After the devastation of New Orleans in 2005, jam bands, indie-rockers, and fellow long-running traditional groups supported and collaborated with the Preservation Hall Jazz Band. The largest project was “Preservation: An Album to Benefit Preservation Hall and the Preservation Hall Music Outreach Program,” a two-CD collection released in 2010. At Carnegie Hall, the
Blind Boys of Alabama, the
Del McCoury Band,
My Morning Jacket,
Steve Earle,
Merrill Garbus of Tune-Yards and Yasiin Bey (formerly Mos Def) were on hand. So were the New Orleans-born musicians
Trombone Shorty and
Allen Toussaint, who sang a tribute to the band for putting “pride in your stride.”

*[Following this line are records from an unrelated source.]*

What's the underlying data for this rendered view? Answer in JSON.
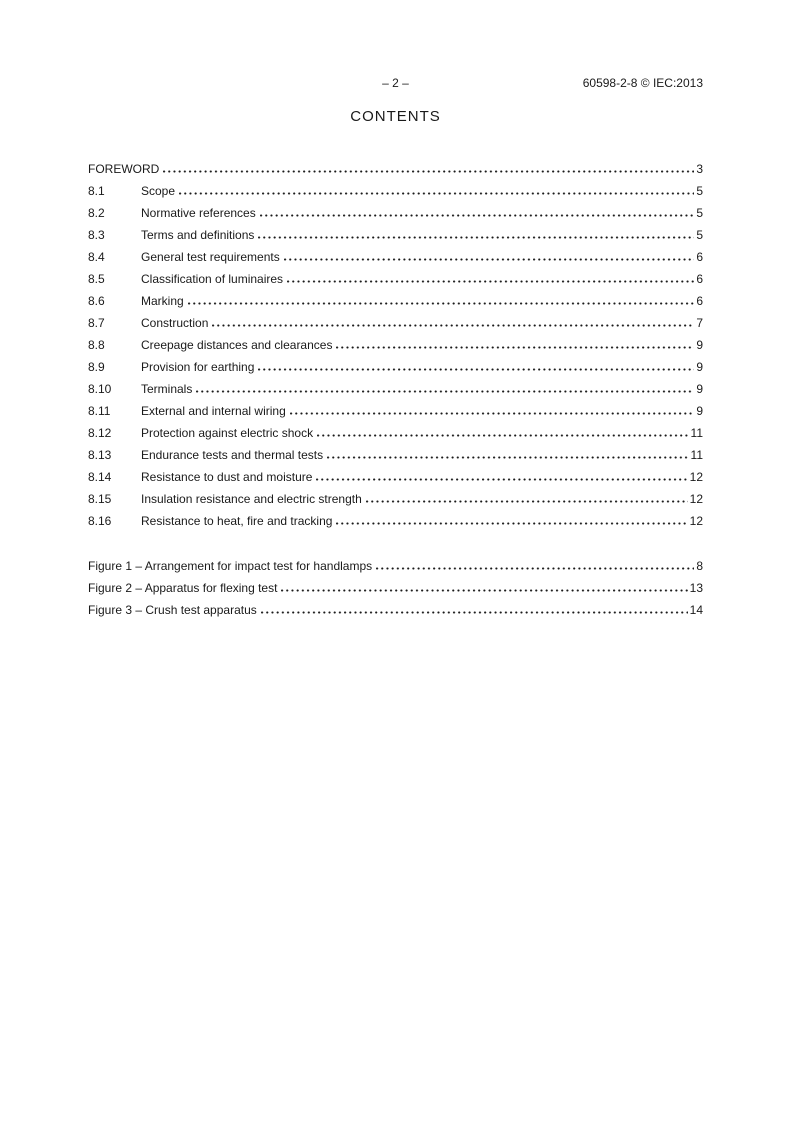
{
  "header": {
    "page_marker": "– 2 –",
    "doc_ref": "60598-2-8 © IEC:2013"
  },
  "title": "CONTENTS",
  "toc": {
    "entries": [
      {
        "num": "",
        "title": "FOREWORD",
        "page": "3"
      },
      {
        "num": "8.1",
        "title": "Scope",
        "page": "5"
      },
      {
        "num": "8.2",
        "title": "Normative references",
        "page": "5"
      },
      {
        "num": "8.3",
        "title": "Terms and definitions",
        "page": "5"
      },
      {
        "num": "8.4",
        "title": "General test requirements",
        "page": "6"
      },
      {
        "num": "8.5",
        "title": "Classification of luminaires",
        "page": "6"
      },
      {
        "num": "8.6",
        "title": "Marking",
        "page": "6"
      },
      {
        "num": "8.7",
        "title": "Construction",
        "page": "7"
      },
      {
        "num": "8.8",
        "title": "Creepage distances and clearances",
        "page": "9"
      },
      {
        "num": "8.9",
        "title": "Provision for earthing",
        "page": "9"
      },
      {
        "num": "8.10",
        "title": "Terminals",
        "page": "9"
      },
      {
        "num": "8.11",
        "title": "External and internal wiring",
        "page": "9"
      },
      {
        "num": "8.12",
        "title": "Protection against electric shock",
        "page": "11"
      },
      {
        "num": "8.13",
        "title": "Endurance tests and thermal tests",
        "page": "11"
      },
      {
        "num": "8.14",
        "title": "Resistance to dust and moisture",
        "page": "12"
      },
      {
        "num": "8.15",
        "title": "Insulation resistance and electric strength",
        "page": "12"
      },
      {
        "num": "8.16",
        "title": "Resistance to heat, fire and tracking",
        "page": "12"
      }
    ],
    "figures": [
      {
        "num": "",
        "title": "Figure 1 – Arrangement for impact test for handlamps",
        "page": "8"
      },
      {
        "num": "",
        "title": "Figure 2 – Apparatus for flexing test",
        "page": "13"
      },
      {
        "num": "",
        "title": "Figure 3 – Crush test apparatus",
        "page": "14"
      }
    ]
  },
  "colors": {
    "text": "#1a1a1a",
    "background": "#ffffff"
  }
}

While it’s a paradox that welcoming outsiders and trying out hybrids is a survival tactic for a deeply local tradition, that’s a fact of life for present-day New Orleans.
At Carnegie Hall, the Preservation Hall Jazz Band showed how easily it could hop from era to era. It could work like a rhythm-and-blues horn section or a tightly arranged little big band if need be, but it could also switch back into the polyphonic glories of vintage New Orleans jazz, in which nearly every instrument seems to improvise around the tune at the same time.

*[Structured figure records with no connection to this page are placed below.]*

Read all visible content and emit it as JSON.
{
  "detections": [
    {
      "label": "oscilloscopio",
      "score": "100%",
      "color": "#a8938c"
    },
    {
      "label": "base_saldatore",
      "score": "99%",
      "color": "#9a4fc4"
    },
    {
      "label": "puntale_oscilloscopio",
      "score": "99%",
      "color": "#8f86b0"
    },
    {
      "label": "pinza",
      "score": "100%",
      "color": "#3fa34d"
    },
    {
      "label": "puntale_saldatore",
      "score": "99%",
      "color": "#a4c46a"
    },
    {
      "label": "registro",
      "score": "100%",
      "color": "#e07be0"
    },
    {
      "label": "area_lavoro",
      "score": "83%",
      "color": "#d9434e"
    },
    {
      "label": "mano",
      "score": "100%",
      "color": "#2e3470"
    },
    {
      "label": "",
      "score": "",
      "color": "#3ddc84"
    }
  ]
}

That’s what the band did on its own, in standards like “Bourbon Street Parade” (sung by its trumpeter, Mark Braud) — and, even more exuberantly, backing excerpts from
the Trey McIntyre Project’s dance suite “Ma Maison,” with members in skeleton masks and harlequin costumes. The band also brought a New Orleans shimmy and wink to some of its guests: Tiffany Lamson of the Louisiana band
Givers with “Just a Closer Walk With Thee,” and Ms. Garbus belting “Careless Love.”

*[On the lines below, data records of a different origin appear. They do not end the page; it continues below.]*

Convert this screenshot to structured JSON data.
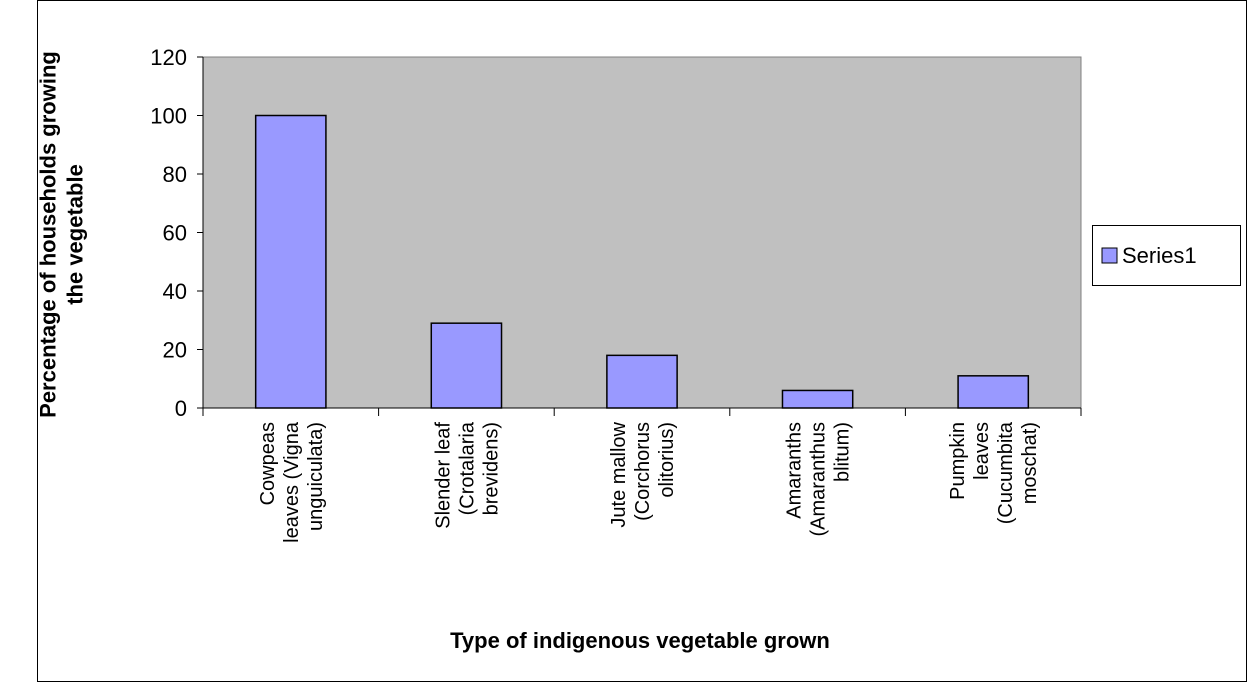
{
  "chart_data": {
    "type": "bar",
    "ylabel": [
      "Percentage of households growing",
      "the vegetable"
    ],
    "xlabel": "Type of indigenous vegetable grown",
    "categories": [
      [
        "Cowpeas",
        "leaves (Vigna",
        "unguiculata)"
      ],
      [
        "Slender leaf",
        "(Crotalaria",
        "brevidens)"
      ],
      [
        "Jute mallow",
        "(Corchorus",
        "olitorius)"
      ],
      [
        "Amaranths",
        "(Amaranthus",
        "blitum)"
      ],
      [
        "Pumpkin",
        "leaves",
        "(Cucumbita",
        "moschat)"
      ]
    ],
    "series": [
      {
        "name": "Series1",
        "color": "#9999ff",
        "values": [
          100,
          29,
          18,
          6,
          11
        ]
      }
    ],
    "ylim": [
      0,
      120
    ],
    "yticks": [
      0,
      20,
      40,
      60,
      80,
      100,
      120
    ],
    "legend": "right",
    "plot_background": "#c0c0c0"
  }
}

The band was more somber for a doleful version of “St. James Infirmary” sung by Jim James of My Morning Jacket; the song then turned upbeat for a return of the dancers. For Mr. Earle’s “This City,” a tribute to New Orleans, the band deferred to his roots rock. But there was a dialogue between traditions when Mr. McCoury’s bluegrass band shared songs with Preservation Hall; clarinet and fiddle traded solos that stayed true to their own idioms, while the rhythm meshed.
A big finale filled the stage as the Blind Boys of Alabama; Mr. McCoury; and Preservation Hall’s saxophonist, Clint Maedgen took turns singing the gospel standard “I’ll Fly Away” backed by the night’s full roster. But after the guests cleared away, the Preservation Hall Jazz Band returned along with teenaged musicians from its Preservation Hall Junior Jazz Band, whose members get lessons from the elder band Musical Outreach. They played — of course — “When the Saints Go Marching In,” with an old-fashioned polyphonic swagger that promised continuity for another New Orleans generation.